I started doing off-site presentations for the zoo and I really enjoy it.
I ride my bike all over and walk for miles.
I’ve found the greatest coffee shop, a place that has poetry nights, jam nights, discussion groups and the nicest friends in the world. Bonus - it’s next door to the zoo!
I joined a band! It’s an Alice Cooper tribute and I’m one of the actresses. I play the Executioner and a couple of other parts.
I fell in love.

So I guess it’s not all over yet! Oh, and I’m 46.

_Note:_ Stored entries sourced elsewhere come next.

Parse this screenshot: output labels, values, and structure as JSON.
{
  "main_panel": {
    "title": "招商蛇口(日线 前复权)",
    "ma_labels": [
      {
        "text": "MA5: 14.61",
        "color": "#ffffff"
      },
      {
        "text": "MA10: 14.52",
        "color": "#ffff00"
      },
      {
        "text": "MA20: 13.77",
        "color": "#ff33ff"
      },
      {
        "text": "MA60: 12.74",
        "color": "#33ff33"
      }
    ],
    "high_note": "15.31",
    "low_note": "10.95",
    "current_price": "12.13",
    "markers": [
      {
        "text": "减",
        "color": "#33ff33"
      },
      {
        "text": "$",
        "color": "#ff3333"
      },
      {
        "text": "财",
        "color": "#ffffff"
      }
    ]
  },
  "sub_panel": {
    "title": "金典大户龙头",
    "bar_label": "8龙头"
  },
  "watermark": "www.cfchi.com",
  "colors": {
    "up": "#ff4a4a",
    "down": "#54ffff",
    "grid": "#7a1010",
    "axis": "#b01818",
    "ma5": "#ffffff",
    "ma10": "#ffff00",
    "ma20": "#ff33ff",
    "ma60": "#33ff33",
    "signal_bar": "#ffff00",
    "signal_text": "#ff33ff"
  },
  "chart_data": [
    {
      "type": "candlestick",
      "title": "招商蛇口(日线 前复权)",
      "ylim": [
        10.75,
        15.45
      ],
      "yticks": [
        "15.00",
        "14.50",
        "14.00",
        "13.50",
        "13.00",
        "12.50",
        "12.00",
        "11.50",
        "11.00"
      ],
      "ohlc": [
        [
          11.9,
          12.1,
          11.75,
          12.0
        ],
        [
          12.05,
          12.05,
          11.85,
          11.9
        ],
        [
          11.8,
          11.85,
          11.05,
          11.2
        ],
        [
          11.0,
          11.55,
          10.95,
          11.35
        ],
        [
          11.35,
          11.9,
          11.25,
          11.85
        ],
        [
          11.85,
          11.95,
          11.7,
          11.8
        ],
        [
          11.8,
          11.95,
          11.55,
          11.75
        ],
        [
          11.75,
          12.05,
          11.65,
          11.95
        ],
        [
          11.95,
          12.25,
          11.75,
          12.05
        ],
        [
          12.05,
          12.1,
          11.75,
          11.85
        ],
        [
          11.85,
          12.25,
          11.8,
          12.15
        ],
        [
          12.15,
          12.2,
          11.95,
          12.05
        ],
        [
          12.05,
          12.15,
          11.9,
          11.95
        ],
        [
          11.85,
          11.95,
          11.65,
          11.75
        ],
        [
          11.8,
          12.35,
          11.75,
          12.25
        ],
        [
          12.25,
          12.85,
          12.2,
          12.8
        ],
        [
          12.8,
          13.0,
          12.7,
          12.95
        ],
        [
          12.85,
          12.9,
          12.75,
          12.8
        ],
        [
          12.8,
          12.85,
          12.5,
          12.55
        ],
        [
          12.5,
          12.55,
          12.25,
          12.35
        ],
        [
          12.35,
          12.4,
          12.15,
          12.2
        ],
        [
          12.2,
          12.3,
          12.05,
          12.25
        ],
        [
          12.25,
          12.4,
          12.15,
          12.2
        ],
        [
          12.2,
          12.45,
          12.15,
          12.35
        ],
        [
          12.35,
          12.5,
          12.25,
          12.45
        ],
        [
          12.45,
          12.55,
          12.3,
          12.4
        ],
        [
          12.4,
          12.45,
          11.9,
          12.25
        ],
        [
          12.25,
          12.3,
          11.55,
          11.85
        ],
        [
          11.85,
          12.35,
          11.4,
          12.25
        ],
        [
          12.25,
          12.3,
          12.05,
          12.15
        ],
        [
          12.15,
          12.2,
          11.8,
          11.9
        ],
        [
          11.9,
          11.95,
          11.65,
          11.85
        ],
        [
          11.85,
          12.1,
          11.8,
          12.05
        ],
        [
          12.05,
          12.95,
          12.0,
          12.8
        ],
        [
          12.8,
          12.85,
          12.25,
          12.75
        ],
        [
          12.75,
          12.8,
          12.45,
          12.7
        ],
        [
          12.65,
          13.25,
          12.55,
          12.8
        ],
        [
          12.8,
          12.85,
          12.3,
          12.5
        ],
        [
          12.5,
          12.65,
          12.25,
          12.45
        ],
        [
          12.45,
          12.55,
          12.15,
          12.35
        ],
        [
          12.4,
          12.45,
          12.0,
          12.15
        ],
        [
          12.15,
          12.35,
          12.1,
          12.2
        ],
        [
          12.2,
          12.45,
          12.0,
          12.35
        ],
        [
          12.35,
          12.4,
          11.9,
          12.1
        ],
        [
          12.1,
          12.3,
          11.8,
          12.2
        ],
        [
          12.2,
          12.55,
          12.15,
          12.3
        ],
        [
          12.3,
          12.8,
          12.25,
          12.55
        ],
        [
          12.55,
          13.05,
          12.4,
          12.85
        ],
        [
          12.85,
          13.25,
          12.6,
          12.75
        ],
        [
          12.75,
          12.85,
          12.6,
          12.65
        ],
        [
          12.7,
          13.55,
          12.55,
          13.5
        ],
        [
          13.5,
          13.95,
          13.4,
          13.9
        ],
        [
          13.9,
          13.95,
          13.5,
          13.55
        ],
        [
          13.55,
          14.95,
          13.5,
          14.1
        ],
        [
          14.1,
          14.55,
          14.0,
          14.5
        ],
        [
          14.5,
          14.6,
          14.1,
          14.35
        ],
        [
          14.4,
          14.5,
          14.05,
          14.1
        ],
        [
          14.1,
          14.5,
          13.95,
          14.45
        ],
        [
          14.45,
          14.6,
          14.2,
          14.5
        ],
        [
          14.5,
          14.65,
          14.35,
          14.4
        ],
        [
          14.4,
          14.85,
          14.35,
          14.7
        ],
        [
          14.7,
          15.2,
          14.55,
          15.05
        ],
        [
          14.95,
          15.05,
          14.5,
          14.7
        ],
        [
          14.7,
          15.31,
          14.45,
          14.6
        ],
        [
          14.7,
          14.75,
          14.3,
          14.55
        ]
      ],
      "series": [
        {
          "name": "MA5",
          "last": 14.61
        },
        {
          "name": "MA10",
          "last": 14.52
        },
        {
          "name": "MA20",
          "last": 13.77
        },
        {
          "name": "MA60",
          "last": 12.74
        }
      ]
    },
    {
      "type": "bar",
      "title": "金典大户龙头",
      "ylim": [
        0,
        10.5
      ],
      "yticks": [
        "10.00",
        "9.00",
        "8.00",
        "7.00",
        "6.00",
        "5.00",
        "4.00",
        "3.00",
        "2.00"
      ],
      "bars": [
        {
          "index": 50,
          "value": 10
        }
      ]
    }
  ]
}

I figure it is time to go if I can’t take care of the basic things (breathing, peeing, eating-even if eating is just an ensure with a curly straw) by myself. My family shouldn’t have to help me wipe my ass or check to make sure my breathing machine is still working. I figure that wont even begin to be an issue until 75 or 80, though I am overweight so I suppose it could be earlier than that. I certianly don’t think I want to check out before I have hit the point where you get to do what you want with your life. I am 24 right now and I know that I have at the very least another 25 years of working ahead of me, probably more than that, before I can retire. Then I can wake up in the morning or early afternoon to do whatever I wish. I can travel, I can take up new hobbies, spend time with my family on their schedules without having to worry about going to work. Why the hell would I want to leave before that?

Either sometime between now and the next century in a car crash or similar…

or over age 100. My family is crazy but we got those long-lasting genes down pat!